Gara-gara Isu Energi Ramah Lingkungan, Aramco Batal ke India

Jakarta, CNBC Indonesia -Reliance Industries, perusahaan petrokimia India dan Saudi Aramco, raksasa migas milik Kerajaan Saudi memutuskan akan mengevaluasi kembali rencana yang pertama kali dikemukakan lebih dari dua tahun lalu bagi Aramco untuk menginvestasikan US$ 15 miliar atau setara dengan Rp 214,5 triliun (kurs Rp 14.300/US$) ke dalam operasi penyulingan milik konglomerat India tersebut.

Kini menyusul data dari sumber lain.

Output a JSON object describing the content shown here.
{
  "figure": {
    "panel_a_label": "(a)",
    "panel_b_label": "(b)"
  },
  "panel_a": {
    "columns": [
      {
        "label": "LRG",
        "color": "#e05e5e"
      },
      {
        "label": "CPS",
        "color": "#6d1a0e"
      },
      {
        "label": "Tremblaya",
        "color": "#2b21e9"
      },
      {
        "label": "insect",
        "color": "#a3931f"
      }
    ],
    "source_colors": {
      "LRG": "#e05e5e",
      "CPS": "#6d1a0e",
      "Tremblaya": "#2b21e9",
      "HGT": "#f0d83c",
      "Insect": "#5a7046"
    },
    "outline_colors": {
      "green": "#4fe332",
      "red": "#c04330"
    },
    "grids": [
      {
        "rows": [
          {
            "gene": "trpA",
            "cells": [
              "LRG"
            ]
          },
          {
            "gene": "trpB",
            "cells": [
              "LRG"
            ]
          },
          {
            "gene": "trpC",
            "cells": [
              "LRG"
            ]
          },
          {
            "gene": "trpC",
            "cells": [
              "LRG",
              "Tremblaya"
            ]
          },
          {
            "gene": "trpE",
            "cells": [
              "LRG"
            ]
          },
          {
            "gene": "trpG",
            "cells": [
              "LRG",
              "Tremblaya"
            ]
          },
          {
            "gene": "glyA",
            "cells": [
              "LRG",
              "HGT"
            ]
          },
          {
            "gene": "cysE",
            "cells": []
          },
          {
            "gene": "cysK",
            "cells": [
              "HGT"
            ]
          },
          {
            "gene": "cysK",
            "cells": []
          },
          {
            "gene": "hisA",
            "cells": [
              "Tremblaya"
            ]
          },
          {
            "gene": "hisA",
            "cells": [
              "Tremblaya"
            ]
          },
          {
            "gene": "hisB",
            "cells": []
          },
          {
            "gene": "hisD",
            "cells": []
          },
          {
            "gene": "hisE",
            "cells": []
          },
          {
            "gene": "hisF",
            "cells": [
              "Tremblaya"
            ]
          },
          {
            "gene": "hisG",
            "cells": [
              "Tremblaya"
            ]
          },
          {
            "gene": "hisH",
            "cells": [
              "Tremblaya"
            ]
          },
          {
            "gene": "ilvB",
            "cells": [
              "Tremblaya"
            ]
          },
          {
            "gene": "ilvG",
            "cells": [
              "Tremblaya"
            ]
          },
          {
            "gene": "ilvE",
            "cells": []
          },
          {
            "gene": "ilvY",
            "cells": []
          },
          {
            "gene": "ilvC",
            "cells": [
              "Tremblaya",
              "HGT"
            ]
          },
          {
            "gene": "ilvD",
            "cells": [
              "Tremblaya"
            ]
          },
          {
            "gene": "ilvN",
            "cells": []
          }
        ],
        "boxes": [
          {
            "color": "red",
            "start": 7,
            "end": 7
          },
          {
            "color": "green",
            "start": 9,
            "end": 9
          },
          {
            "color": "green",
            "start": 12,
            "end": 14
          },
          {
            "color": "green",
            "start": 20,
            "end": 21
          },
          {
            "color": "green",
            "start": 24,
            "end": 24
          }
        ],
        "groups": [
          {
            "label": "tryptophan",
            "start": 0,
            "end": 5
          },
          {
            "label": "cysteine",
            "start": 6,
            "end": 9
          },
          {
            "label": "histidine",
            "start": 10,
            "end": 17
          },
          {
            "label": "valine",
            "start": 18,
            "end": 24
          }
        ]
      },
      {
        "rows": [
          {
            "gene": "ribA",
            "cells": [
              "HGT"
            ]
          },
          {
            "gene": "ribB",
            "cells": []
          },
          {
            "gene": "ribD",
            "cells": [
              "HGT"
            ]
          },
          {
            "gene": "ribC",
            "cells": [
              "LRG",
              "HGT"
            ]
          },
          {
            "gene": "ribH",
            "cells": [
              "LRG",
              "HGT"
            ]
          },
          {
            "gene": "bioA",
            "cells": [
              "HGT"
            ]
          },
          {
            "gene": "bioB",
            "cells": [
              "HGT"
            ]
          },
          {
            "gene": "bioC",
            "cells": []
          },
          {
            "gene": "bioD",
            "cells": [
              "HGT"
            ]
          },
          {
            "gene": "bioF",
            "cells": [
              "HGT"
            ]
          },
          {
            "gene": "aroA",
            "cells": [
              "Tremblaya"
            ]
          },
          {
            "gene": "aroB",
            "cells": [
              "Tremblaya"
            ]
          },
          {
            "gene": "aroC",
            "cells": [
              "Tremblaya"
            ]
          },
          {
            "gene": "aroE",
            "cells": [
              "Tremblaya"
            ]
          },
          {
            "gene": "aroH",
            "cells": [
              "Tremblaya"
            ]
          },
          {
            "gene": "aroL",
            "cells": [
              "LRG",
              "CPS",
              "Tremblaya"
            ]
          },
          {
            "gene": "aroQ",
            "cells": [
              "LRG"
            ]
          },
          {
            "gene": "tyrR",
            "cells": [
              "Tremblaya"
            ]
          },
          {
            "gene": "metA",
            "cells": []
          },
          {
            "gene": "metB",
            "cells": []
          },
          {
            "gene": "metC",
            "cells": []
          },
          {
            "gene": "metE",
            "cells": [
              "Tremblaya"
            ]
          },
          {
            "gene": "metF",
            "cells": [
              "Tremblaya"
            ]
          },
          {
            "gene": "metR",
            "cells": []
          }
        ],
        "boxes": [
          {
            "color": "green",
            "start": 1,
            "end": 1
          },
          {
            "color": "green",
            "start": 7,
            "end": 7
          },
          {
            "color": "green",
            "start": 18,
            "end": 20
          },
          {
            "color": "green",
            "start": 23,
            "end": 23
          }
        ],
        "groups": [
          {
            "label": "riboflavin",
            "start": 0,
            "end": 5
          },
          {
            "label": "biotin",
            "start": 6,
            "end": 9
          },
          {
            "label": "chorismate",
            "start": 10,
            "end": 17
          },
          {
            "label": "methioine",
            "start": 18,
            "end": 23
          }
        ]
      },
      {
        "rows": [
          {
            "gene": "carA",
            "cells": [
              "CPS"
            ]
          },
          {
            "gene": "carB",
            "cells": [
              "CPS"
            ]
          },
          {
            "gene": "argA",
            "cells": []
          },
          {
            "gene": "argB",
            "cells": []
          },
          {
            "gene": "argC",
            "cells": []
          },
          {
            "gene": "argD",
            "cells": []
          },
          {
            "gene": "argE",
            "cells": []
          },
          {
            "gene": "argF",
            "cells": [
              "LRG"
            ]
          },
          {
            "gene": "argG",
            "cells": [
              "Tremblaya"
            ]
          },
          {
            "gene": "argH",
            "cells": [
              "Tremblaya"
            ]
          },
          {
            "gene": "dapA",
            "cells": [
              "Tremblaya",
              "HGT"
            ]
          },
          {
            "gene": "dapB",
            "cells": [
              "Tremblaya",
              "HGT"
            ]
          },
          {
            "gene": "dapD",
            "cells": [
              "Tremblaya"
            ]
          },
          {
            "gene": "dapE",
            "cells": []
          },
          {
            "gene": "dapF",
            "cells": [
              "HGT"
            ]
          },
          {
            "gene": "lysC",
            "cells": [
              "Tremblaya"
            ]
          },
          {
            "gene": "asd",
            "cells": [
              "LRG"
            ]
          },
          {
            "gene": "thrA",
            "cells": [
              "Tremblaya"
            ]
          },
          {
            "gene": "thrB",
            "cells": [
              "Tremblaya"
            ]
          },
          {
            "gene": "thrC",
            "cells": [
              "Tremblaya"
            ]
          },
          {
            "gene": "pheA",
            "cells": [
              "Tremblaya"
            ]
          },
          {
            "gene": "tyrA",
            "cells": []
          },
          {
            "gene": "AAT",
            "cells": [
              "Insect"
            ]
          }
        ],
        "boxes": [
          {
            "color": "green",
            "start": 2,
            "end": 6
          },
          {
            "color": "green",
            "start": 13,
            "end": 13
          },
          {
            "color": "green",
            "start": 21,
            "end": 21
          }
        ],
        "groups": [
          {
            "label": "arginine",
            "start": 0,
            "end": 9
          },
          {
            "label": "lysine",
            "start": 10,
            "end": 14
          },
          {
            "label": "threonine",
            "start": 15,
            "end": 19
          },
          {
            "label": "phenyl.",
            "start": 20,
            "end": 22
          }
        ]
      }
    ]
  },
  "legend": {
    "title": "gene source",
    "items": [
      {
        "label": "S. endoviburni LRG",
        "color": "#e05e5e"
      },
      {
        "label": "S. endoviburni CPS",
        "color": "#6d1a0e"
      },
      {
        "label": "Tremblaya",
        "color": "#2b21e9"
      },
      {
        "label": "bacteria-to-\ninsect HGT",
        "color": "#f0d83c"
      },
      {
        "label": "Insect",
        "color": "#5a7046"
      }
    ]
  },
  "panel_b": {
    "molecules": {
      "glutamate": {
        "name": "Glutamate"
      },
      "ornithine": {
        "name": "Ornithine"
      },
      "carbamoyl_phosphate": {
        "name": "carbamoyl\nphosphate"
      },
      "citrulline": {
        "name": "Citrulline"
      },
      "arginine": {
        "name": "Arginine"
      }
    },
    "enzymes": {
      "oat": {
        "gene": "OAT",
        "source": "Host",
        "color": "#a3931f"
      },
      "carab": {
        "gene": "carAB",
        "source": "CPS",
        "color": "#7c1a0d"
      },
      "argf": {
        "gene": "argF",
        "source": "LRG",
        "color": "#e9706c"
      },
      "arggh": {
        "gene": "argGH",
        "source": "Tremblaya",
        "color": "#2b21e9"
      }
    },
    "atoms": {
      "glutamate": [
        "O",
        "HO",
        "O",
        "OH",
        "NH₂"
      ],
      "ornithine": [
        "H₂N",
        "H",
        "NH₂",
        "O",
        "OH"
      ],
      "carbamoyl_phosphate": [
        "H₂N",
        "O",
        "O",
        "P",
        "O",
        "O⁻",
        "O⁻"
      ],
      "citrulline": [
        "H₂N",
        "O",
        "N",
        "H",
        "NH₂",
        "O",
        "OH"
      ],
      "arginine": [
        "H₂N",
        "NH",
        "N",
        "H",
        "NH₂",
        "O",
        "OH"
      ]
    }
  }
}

Keputusan tersebut datang bertepatan saat Reliance meningkatkan upaya perluasan jangkauan bisnis energi terbarukan di tengah rencana untuk menjadi perusahaan netral karbon pada tahun 2035.
Kedua raksasa itu adalah mitra alami ketika membuat sketsa kesepakatan transaksi tunai pada Agustus 2019 bagi Aramco untuk membeli 20% dari bisnis minyak-ke-kimia (oil-to-chemicals /O2C) Reliance. Kesepakatan tersebut akan menyatukan produsen minyak mentah utama dunia dan salah satu operasi kilang terbesar, yang terletak di Jamnagar, Gujarat.
Ketika harga minyak jatuh di awal pandemi, transaksi yang telah direncanakan tersebut terpaksa terhenti dan saat harga telah pulih pada bulan Februari lalu, bos Reliance Mukesh Ambani siap sedia untuk mengumumkan rencana kompleks Jamnagar-nya untuk menampung fasilitas manufaktur energi terbarukan terintegrasi yang besar.
Fasilitas tersebut menggunakan hidrogen hijau (green hydrogen) untuk menjalankan kilang, yang menjadikan pembuatan O2C menjadi tidak efisien.
"Karena sifat portofolio bisnis Reliance yang terus berkembang, Reliance dan Saudi Aramco telah menentukan secara bersama bahwa akan bermanfaat bagi kedua belah pihak untuk mengevaluasi kembali investasi yang diusulkan dalam bisnis O2C dalam konteks yang berubah. Akibatnya, pengajuan kepada National Company Law Tribunal untuk memisahkan bisnis O2C dari Reliance sedang ditarik," kata Reliance dalam sebuah pernyataan publik yang dirilis pekan lalu.
Meskipun demikian, Reliance juga menyebutkan akan terus menjadi mitra pilihan Saudi Aramco untuk investasi di sektor swasta di India dan akan berkolaborasi dengan Saudi Aramco & SABIC untuk investasi di Arab Saudi.
Selain itu, masuknya Chairman Aramco Yasir Al-Rumayyan ke dewan direksi Reliance menjadi direktur independen perusahaan, menunjukkan bahwa Riyadh akan memiliki keamanan bisnis dan tetap dapat menjual minyak untuk beberapa waktu.
Bagi perusahaan publik terbesar India, gagalnya proyek US$ 75 miliar untuk O2C, tidak memiliki dampak negatif yang signifikan. Reliance telah mengurangi utang dengan hasil dari penjualan saham di unit ritel dan digitalnya.
Terlebih lagi, jika Aramco telah membayar Reliance sebagian dalam bentuk saham, mungkin akan menghalangi investor yang sadar iklim untuk mengakui upaya Ambani yang mengampanyekan bisnis lebih ramah lingkungan.
Reliance juga memiliki cara menarik untuk membiayai US$ 10 miliar dari pengeluaran yang direncanakan untuk energi baru selama tiga tahun ke depan. Perusahaan tidak akan kekurangan pendanaan untuk membiayai proyek tersebut mengingat semakin ramainya investor institusi yang menghentikan pembiayaan di energi fosil dan beralih ke energi yang lebih bersih.
Jumat (19/11) pekan lalu, menyusul kabar batalnya kesepakatan tersebut, Aramco kehilangan sekitar US$ 37 miliar (Rp 529,1 triliun) dalam kapitalisasi pasar.